Jika makan saja harus dibatasi untuk dan atas nama beragam alasan, maka kekuasaan pun demikian. Begitu pikir pendiri sekaligus CEO PR INDONESIA Group Asmono Wikan. Menurutnya, tak ada kekuasaan yang menyejahterakan bagi warga jika dibangun berdasarkan syahwat kenyang laiknya tengah mengunyah makanan.
Oleh: Asmono Wikan, pendiri sekaligus CEO PR INDONESIA Group
JAKARTA, PRINDONESIA.CO - Setiap orang punya porsi masing-masing dalam kehidupannya. Dimulai dari menyantap makanan, misalnya. Ada orang yang baru merasa kenyang jika makan sebanyak dua piring porsi. Tapi, ada orang yang dengan sepiring porsi saja sudah kenyang. Bahkan ada yang cukup hanya dengan setengah porsi.

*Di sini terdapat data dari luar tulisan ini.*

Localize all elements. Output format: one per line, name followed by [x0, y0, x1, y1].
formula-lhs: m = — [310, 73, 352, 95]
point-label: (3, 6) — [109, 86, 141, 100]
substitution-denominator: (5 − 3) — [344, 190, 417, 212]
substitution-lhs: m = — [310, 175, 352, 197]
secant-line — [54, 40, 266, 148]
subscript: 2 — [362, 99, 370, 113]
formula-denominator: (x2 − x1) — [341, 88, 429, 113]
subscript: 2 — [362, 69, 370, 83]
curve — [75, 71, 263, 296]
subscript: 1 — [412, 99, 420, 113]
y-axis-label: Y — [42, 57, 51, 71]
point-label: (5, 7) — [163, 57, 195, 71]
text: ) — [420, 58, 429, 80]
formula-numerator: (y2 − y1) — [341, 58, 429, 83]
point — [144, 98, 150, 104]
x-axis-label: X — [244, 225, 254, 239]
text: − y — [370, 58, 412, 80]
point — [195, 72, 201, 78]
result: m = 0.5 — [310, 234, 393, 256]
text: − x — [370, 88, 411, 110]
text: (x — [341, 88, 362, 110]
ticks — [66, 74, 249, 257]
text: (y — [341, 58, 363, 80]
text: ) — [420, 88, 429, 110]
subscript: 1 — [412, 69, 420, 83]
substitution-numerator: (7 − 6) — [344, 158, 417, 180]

Daya tampung makanan pada organ lambung setiap orang memang berbeda. Itulah sebabnya, takaran porsi yang dimakan juga berlainan. Maka dari itu menjadi sulit dimengerti tatkala orang mengunyah makanan melampaui porsinya. Jika hanya sesekali masih wajar. Demi alasan sangat lapar, makanannya sangat enak, dan seterusnya.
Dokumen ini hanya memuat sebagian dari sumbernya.